Anyway, I'm sorry I just ramble on so much with no real point! But, I love you guys and I promise I'm not consciously TRYING to bore you to death via these e-mails. However, I do sincerely apologize if it comes off that way. I am so grateful for your support and hope you remember that I pray for you every day!! We gotta run, but I will write you by hand later.
Love you more!!
p.s. One thing that has been thoroughly entertaining to see lately is the amount of contention that comes from stillettos on public transportation! Particularly buses. I can imagine that it wouldn't be a very pleasant feeling to have your foot stabbed with a stilletto heel as a person is flung into you, but you should see the "looks of death" that people exchange, while, of course, saying "c'est pas grave" through gritted teeth! hehe, simple pleasures.

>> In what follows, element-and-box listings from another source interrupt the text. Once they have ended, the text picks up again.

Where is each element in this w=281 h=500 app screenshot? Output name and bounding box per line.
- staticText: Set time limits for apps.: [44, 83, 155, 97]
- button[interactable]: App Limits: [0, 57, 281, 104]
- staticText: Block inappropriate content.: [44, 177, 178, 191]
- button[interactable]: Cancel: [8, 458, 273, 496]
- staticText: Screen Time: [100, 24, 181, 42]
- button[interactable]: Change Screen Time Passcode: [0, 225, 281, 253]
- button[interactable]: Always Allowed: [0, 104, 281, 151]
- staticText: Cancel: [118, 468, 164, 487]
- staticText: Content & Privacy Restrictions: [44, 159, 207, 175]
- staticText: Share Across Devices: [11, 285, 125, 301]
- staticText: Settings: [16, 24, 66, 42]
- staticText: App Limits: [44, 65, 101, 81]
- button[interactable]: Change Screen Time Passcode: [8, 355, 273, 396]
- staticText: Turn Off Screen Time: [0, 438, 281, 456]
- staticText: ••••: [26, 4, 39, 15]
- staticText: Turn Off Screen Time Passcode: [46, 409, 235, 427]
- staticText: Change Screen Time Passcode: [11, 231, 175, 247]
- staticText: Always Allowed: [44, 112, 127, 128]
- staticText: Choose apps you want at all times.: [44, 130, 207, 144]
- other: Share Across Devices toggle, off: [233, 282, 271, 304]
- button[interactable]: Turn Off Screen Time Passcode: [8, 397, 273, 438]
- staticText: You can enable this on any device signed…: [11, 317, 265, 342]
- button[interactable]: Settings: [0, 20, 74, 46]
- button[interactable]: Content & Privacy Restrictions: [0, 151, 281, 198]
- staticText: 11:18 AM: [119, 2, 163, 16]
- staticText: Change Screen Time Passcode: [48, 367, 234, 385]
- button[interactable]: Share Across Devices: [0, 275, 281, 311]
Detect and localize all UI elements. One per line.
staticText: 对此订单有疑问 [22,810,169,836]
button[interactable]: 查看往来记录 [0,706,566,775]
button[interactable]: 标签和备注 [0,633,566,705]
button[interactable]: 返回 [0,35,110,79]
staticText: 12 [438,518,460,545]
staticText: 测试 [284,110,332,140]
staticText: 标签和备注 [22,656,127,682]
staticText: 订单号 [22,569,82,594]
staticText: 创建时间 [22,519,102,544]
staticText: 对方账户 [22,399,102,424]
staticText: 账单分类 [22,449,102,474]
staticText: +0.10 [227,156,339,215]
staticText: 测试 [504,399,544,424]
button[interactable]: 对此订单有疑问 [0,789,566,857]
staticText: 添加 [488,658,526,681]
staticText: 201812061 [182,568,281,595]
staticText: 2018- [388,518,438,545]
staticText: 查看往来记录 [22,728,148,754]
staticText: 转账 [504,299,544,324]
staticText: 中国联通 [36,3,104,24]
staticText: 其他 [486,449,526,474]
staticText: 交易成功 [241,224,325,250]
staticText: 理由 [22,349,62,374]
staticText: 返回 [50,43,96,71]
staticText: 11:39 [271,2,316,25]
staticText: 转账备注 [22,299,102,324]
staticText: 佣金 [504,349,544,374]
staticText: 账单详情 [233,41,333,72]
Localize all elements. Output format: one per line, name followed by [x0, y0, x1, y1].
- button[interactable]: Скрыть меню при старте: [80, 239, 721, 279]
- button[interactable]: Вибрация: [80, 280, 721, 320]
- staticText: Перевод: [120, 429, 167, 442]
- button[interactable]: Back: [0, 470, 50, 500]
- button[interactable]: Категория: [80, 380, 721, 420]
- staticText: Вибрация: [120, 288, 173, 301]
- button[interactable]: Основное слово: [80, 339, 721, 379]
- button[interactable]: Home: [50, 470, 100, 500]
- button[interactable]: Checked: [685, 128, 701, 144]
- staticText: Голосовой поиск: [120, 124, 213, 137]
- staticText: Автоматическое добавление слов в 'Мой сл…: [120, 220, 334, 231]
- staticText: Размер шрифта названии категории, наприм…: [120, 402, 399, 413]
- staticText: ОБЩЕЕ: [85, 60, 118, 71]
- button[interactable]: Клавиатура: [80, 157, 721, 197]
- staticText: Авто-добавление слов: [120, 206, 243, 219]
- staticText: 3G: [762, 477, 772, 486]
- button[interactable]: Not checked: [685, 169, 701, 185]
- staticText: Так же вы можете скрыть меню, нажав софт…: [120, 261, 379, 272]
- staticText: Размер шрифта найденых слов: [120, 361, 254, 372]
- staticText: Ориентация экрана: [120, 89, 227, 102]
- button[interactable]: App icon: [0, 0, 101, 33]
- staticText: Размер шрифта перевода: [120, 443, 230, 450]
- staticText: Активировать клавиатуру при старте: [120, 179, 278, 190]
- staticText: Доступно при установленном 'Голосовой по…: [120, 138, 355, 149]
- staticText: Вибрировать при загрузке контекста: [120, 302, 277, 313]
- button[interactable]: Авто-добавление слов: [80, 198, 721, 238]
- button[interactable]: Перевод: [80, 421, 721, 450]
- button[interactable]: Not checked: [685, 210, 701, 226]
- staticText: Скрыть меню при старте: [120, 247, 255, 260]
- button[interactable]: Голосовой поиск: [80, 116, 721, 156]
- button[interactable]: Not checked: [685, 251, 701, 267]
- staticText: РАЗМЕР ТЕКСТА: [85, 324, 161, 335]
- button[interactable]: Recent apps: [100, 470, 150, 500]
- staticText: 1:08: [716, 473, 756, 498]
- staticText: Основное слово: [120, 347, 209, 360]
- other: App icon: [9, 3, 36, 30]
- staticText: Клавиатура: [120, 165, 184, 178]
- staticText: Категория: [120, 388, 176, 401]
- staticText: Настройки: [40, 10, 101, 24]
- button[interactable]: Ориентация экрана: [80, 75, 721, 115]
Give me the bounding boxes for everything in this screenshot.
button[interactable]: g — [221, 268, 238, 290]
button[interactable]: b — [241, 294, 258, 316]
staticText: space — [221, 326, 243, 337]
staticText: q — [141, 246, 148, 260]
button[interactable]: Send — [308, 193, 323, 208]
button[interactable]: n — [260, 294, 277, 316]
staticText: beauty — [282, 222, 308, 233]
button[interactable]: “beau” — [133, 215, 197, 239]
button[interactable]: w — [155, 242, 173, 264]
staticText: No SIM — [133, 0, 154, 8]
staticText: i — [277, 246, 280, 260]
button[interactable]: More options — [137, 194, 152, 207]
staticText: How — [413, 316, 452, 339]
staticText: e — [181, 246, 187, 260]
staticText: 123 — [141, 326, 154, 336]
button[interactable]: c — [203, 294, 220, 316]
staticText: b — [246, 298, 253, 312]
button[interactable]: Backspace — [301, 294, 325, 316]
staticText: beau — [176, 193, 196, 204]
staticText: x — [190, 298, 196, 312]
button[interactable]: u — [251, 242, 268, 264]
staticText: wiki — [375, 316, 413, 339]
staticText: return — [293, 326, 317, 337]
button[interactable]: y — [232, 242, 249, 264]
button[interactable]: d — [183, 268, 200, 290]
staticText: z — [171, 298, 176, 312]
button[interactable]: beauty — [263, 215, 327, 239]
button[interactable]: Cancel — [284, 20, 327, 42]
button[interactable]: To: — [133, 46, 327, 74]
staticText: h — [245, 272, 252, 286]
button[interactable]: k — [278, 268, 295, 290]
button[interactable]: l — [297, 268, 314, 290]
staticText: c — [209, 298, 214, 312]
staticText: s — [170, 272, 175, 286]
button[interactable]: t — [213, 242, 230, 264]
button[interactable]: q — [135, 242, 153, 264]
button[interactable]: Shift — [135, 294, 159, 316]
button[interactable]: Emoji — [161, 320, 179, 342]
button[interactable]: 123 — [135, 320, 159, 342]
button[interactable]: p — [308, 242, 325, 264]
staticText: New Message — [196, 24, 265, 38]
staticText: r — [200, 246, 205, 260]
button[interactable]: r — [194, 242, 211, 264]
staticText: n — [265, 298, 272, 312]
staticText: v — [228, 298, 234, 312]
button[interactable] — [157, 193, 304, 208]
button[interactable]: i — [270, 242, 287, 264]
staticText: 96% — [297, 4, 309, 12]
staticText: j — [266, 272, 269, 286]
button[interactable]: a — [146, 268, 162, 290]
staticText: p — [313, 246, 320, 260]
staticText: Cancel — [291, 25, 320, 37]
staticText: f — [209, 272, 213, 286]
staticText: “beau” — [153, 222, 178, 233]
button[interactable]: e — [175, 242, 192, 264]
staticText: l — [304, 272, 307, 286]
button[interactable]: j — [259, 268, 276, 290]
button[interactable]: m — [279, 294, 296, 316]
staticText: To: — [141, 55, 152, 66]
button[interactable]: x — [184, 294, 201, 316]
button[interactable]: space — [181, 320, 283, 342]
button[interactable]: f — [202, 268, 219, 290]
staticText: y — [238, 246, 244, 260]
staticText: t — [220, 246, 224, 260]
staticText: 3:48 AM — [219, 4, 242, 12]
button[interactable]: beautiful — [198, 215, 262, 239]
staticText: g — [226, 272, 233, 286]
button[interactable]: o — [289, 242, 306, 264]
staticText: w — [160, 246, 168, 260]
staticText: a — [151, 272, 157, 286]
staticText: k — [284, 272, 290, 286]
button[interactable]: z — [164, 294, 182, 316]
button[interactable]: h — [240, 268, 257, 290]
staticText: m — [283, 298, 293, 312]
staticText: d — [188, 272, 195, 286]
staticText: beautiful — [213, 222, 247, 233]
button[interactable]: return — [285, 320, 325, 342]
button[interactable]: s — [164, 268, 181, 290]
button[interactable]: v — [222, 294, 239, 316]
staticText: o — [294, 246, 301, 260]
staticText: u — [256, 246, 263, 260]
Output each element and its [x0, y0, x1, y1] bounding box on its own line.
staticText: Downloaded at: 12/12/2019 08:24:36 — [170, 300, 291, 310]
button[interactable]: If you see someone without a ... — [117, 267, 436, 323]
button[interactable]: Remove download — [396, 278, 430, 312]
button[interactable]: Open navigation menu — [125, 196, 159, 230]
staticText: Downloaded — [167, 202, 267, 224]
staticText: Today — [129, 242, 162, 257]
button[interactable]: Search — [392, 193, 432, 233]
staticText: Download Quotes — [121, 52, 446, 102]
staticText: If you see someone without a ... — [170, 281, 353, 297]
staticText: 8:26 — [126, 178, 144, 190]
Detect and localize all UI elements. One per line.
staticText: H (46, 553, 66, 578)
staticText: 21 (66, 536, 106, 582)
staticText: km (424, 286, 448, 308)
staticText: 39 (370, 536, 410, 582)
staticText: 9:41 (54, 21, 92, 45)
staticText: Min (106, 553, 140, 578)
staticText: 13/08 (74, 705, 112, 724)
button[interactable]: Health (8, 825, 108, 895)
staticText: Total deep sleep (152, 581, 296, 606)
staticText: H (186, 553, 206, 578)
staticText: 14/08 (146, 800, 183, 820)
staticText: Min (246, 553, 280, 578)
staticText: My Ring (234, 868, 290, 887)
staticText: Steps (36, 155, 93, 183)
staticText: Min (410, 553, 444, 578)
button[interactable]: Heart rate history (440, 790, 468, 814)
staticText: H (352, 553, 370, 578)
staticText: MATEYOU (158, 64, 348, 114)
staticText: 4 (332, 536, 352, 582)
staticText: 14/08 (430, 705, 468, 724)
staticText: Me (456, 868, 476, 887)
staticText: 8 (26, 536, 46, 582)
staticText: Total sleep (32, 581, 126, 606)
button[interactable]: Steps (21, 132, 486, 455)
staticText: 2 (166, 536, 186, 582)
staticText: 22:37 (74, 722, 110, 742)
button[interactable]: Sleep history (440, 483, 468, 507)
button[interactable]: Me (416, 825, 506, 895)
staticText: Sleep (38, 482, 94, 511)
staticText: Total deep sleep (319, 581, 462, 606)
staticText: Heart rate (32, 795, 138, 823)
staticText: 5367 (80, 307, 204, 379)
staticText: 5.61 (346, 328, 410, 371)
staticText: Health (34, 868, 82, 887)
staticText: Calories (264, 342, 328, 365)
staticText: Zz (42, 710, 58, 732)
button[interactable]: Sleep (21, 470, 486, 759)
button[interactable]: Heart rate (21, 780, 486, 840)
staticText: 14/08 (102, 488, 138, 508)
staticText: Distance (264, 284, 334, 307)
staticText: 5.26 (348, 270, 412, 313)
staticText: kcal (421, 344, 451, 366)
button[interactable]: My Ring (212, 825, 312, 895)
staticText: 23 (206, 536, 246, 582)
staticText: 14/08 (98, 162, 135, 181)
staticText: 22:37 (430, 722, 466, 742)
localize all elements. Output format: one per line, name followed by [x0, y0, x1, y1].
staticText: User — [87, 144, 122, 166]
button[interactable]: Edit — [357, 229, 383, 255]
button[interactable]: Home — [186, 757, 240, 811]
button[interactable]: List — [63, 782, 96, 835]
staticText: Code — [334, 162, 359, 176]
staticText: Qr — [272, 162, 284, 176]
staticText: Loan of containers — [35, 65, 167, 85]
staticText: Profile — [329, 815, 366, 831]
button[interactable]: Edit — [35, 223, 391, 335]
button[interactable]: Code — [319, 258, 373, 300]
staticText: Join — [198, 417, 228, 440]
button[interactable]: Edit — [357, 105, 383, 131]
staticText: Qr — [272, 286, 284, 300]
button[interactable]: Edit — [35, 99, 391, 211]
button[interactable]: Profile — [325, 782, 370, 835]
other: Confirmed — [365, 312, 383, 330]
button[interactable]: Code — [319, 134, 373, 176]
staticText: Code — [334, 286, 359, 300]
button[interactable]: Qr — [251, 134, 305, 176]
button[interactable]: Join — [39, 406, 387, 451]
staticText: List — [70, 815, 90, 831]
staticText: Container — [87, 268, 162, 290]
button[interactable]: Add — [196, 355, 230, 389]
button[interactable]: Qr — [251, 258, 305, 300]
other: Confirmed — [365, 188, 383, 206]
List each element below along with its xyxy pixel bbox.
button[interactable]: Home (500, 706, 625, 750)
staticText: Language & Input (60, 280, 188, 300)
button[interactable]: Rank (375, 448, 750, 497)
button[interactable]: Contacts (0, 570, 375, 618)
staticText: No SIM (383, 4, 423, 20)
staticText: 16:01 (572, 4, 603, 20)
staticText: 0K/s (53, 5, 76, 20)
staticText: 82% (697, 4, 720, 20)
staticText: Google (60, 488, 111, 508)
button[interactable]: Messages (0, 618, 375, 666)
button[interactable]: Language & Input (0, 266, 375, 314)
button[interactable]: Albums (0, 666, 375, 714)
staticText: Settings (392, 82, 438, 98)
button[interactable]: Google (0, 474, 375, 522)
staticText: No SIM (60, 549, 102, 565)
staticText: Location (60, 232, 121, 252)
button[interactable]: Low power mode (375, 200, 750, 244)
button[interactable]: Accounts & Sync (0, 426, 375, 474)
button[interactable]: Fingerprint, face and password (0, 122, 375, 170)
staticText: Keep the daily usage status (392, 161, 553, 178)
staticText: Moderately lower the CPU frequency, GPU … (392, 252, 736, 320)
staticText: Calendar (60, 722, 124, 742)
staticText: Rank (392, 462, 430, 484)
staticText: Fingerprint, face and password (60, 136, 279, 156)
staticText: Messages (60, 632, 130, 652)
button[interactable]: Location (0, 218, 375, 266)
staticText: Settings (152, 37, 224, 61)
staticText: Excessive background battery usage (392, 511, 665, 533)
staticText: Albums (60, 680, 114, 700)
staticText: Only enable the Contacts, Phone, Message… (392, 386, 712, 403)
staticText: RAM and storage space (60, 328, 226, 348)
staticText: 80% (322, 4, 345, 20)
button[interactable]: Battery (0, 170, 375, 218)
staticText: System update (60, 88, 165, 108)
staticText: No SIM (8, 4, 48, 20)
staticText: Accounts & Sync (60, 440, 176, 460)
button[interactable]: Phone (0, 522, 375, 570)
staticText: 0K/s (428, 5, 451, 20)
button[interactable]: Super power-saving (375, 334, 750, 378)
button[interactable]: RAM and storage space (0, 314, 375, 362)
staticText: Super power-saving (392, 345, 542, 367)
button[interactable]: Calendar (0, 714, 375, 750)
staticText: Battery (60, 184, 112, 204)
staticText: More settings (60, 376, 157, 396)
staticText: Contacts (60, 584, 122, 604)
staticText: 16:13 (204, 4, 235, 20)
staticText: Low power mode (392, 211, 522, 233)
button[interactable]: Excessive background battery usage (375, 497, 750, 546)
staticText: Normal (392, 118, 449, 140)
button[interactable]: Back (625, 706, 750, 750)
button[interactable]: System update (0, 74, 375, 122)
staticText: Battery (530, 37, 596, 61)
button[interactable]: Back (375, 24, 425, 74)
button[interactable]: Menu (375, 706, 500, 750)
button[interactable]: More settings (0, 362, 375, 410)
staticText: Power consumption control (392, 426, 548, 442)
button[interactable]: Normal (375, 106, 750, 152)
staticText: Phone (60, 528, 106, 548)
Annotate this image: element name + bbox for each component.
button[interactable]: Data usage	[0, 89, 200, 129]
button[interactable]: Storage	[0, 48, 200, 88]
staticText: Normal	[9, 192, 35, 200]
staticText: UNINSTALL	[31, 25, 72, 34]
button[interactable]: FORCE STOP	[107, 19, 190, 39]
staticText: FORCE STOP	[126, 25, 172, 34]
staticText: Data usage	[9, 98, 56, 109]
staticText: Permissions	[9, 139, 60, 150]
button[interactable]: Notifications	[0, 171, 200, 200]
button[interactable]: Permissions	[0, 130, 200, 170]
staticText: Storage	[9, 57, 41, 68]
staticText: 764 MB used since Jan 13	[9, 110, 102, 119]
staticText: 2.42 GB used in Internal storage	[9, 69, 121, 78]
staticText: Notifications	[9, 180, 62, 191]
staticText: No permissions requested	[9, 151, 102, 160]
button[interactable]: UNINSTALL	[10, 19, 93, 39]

ps2 thought i would share the lamest french thing I learned this week--"storm clouds" = les nuages qui annonçent une tempete. for real. like talk about not keeping things simple!
Ps3 tell ali & matthew c. thanks for the letters (& to matthew cunger that yes, the Eiffel tower is big!) and lisa thanks for the email.
Ps4I talked to Elder perdue a couple of weeks ago. Yes, like tim—the “epic adventure” one, dad chased away!! It was just on the phone, but it was still kind of weird. Like it’s so much easier being “normal” as a missionary when it’s not people that you knew before. I don’t think I gave Andrew enough credit when I ran into him! haha
Ps5 so one weekend we didn’t make it to the store in time & it worked out that none of us had any toothpaste left. Sister Gifford & I scrimped & squeezed but Sister bellini choose to use a combination of baking soda & mouthwash. That’s about as close to roughin’ it in Nicaragua as we get here!
Ps6 if It’s not too much trouble ask Allie to write down some notes about the best thing to study for the NCLEX. & tell Tyler & Sonya, I loved their announcements and I was so touched that they thought of me!